La reina estaba desesperada. Intentó aplacar la cólera del rey pero... ¡en vano!
—Majestad —dijo al fin—, ya que me toca la desgracia de haberos disgustado, ¿puedo pediros que me acordéis un último favor?
—Siempre que no sea el de quedaros —dijo el rey.
—No, Majestad, pero concededme la gracia de venir a cenar a mis aposentos, a solas conmigo, esta noche, por última vez.
El rey accedió y la reina se afanó con sus criadas para preparar la última cena que haría en palacio con él.

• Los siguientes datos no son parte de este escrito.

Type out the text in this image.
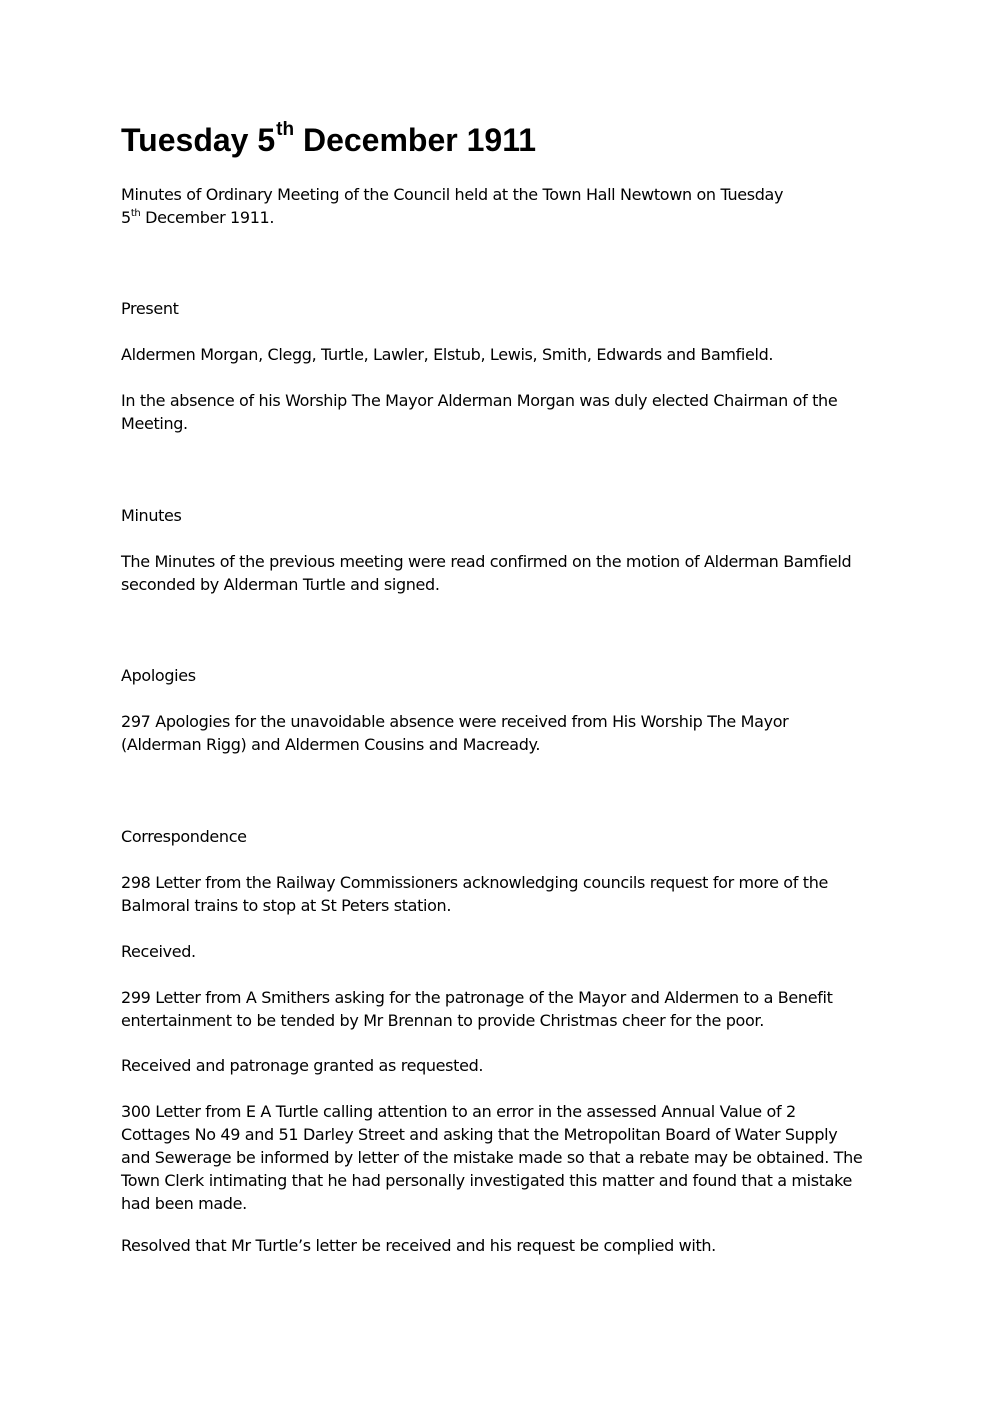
Tuesday 5th December 1911

Minutes of Ordinary Meeting of the Council held at the Town Hall Newtown on Tuesday
5th December 1911.

Present

Aldermen Morgan, Clegg, Turtle, Lawler, Elstub, Lewis, Smith, Edwards and Bamfield.

In the absence of his Worship The Mayor Alderman Morgan was duly elected Chairman of the
Meeting.

Minutes

The Minutes of the previous meeting were read confirmed on the motion of Alderman Bamfield
seconded by Alderman Turtle and signed.

Apologies

297 Apologies for the unavoidable absence were received from His Worship The Mayor
(Alderman Rigg) and Aldermen Cousins and Macready.

Correspondence

298 Letter from the Railway Commissioners acknowledging councils request for more of the
Balmoral trains to stop at St Peters station.

Received.

299 Letter from A Smithers asking for the patronage of the Mayor and Aldermen to a Benefit
entertainment to be tended by Mr Brennan to provide Christmas cheer for the poor.

Received and patronage granted as requested.

300 Letter from E A Turtle calling attention to an error in the assessed Annual Value of 2
Cottages No 49 and 51 Darley Street and asking that the Metropolitan Board of Water Supply
and Sewerage be informed by letter of the mistake made so that a rebate may be obtained. The
Town Clerk intimating that he had personally investigated this matter and found that a mistake
had been made.

Resolved that Mr Turtle’s letter be received and his request be complied with.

Llegada la noche, se instalaron. Los platos comenzaron a desfilar frente a ellos, cada uno más rico y más refinado que el siguiente. Las bebidas eran numerosas y frescas; el servicio lo hacían únicamente las criadas de la reina en sus aposentos privados.
Al cabo de un tiempo, el rey sintió su cabeza pesada; apenas podía mantener los ojos abiertos. La reina, las criadas, los manjares sobre la mesa, todo le parecía flotar en una bruma cada vez más densa. El menor movimiento le pesaba y pronto cayó sobre la mesa, adormecido.
Las criadas no mostraron ningún asombro, porque la reina había hecho partícipe a todas de su secreto y ellas mismas habían echado el poderoso narcótico en las bebidas que debían servírsele al rey.
La reina hizo que encerrasen en seguida a su esposo en un cofre, que había preparado a tal efecto, cuya llave guardó con mucho cuidado. Hizo poner sus otros objetos en unos grandes baúles, que fueron cargados a lomo de caballos y de mulos, y la caravana salió al alba, por la gran puerta del palacio, hacia la casa que la reina había hecho comprar en la ciudad. Al llegar allí, los servidores descargaron todo el mobiliario y la reina hizo transportar el precioso cofre a su alcoba.
Cogió la llave, abrió y levantó la tapa. El rey, al sentir el aire de fuera, comenzó a moverse: luego, poco a poco, logró abrir a duras penas los ojos, que se volvían a cerrar casi al instante. Sin embargo, el efecto del narcótico llegaba a su fin y pronto el rey pudo reaccionar dentro del cofre, estirar sus miembros entumecidos y abrir por completo los ojos. Miró a su alrededor:
—¿Dónde estoy? —dijo.
—En mi casa —dijo la reina yendo hacia él y ayudándolo a salir del cofre.
—Éstos no son vuestros aposentos —dijo él.
—No —dijo la reina—, porque vos me echasteis de vuestro palacio.
—Pero ¿por qué estoy con vos? —se inquietó el rey.
—Majestad —dijo la reina—, ¿os sentís en condiciones de recordar lo que me dijisteis ayer?
—Naturalmente.
—En ese caso, recordad. Me ordenasteis que abandonase el palacio, pero me permitisteis llevarme al salir lo que tuviese de más preciado, ¿no es cierto?
—En efecto —dijo el rey.
—Pues lo que yo tenía en el palacio de más preciado erais vos.
El rey no pudo dejar de pensar que una vez más su mujer había demostrado una inteligencia poco común. Al mismo tiempo se sintió muy conmovido por esta prueba de amor que ella así le daba.
Dio la orden de volver a cargar sobre los animales el mobiliario y los objetos preciosos que la reina había traído y de llevarlo todo de nuevo a palacio.
—Majestad —dijo la reina—, si me lo permitís, vamos a guardar todo en esta casa, porque todo lo que he traído era para vuestro servicio. Así, cuando estéis cansado de las pesadas cargas del reino, podréis venir aquí para olvidarlas y, si lo deseáis, mucho placer me dará acompañaros.
El rey y la reina, seguidos por un largo cortejo de servidores y de animales sin carga, volvieron a palacio. Desde ese momento pasaron días felices, hasta que fue voluntad de Dios poner fin a sus vidas.